Fig.1 An example of an image pair, one of many used to train and test the model.
We created a convolutional autoencoder as a baseline model to perform our task. In our model, the encoder took an (256,256,3) tensor as input and was made up of several Conv2D layers with increasing filter size and stride 2 and kernel (2,2), to help with checkerboarding in the reconstruction. The output of the convolutions was then flattened and went through two dense layers to arrive at our compressed latent space representation, which we chose to set at a dimension of 256. The models decoder structure took this latent space vector and passed it through a couple dense layers, and then through some Conv2DTranspose layers that mirrored the encoder’s Conv2D layers and upscaled the compressed representation, resulting in a reconstructed image of the same size, (256,256,3). Our model was compiled with the Adam optimizer with a learning rate of 0.001 and the mean squared error loss function. The model was then trained with 75% of our collected data for 1000 epochs, where validation was performed using the remaining 25% of the data. As the model trained, we recorded the accuracy and mean squared error for each epoch.
As mentioned earlier, the model was tested on 25% of our collected data that we set aside to evaluate its performance. Our two main quantitative metrics we used to evaluate the autoencoder’s performance were binary accuracy between image pixels and mean squared error between the expected and reconstructed images. One point of evaluation was checking the recorded accuracy and mean squared error values we recorded during our training epochs to ensure the model was training properly, showing clear progress, and was not overfitting or underfitting the data.
Fig.2 Binary pixel accuracy and MSE of the CAE over its 1000 training epochs.
Additionally, we also visually inspected the recreated images and compared them to the expected result to see how the model was improving and how effective the output was to a human observer, as the whole premise of the project is to remove mobs from screenshots to help people create better and less cluttered images.
Fig.3 Sample input, expected, and reconstructed output images from the CAE testing.
Our convolutional autoencoder prototype serves as a great functioning base case, but it is a bit lackluster when it comes to the quality and accuracy of the reproduced images. In the coming weeks, we aim to surpass its abilities by creating a generative adversarial network with a modified U-Net generator and PatchGAN discriminator as our final model. Then, our CAE will serve as a nice baseline to compare our better model to.

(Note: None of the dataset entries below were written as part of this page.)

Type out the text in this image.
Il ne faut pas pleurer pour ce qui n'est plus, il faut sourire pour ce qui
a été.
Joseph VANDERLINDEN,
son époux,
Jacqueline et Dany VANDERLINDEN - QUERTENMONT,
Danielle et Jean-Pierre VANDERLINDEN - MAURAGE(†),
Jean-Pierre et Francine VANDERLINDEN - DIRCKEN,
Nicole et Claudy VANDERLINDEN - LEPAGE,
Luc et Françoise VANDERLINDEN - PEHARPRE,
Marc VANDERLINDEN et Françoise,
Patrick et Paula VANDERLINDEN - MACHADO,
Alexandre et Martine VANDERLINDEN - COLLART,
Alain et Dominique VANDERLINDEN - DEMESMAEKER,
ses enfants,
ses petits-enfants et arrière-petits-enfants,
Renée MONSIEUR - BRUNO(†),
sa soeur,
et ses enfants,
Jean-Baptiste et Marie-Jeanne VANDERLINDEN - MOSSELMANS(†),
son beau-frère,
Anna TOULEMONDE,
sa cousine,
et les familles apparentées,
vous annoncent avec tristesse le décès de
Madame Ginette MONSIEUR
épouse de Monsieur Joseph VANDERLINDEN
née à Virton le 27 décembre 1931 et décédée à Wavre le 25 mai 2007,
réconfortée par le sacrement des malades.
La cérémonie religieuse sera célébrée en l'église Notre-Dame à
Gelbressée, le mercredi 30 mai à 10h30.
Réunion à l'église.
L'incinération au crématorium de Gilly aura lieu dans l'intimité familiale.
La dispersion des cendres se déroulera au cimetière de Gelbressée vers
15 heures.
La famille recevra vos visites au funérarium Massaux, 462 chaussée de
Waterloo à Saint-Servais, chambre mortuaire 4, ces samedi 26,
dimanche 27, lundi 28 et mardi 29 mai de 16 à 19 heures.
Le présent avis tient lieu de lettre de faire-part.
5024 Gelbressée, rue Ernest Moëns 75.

Another major goal for the final report is to create and train our GAN to predict images with all mobs and not just villagers, and to possibly increase the resolution of our images to 512 x 512 or 1024 x 1024 pixels and improve our model to be able to produce images that are more clear at these resolutions. We may also train on different times of day. We did not run into too many issues so far besides understanding how to capture fixed size screenshots with malmo. We still may improve the script to be more stable as well. Since minecraft has a large array of different mobs, it may pose a problem to be able to remove them all. We plan to overcome this by generating a larger dataset earlier and possibly limiting the types of mobs if removal proves too difficult. Additionally, the GAN likely will prove challenging to implement successfully and effectively, so we plan to conduct a lot of research and construct several simpler prototypes and test with small datasets of a few images before scaling up to a full GAN and full dataset.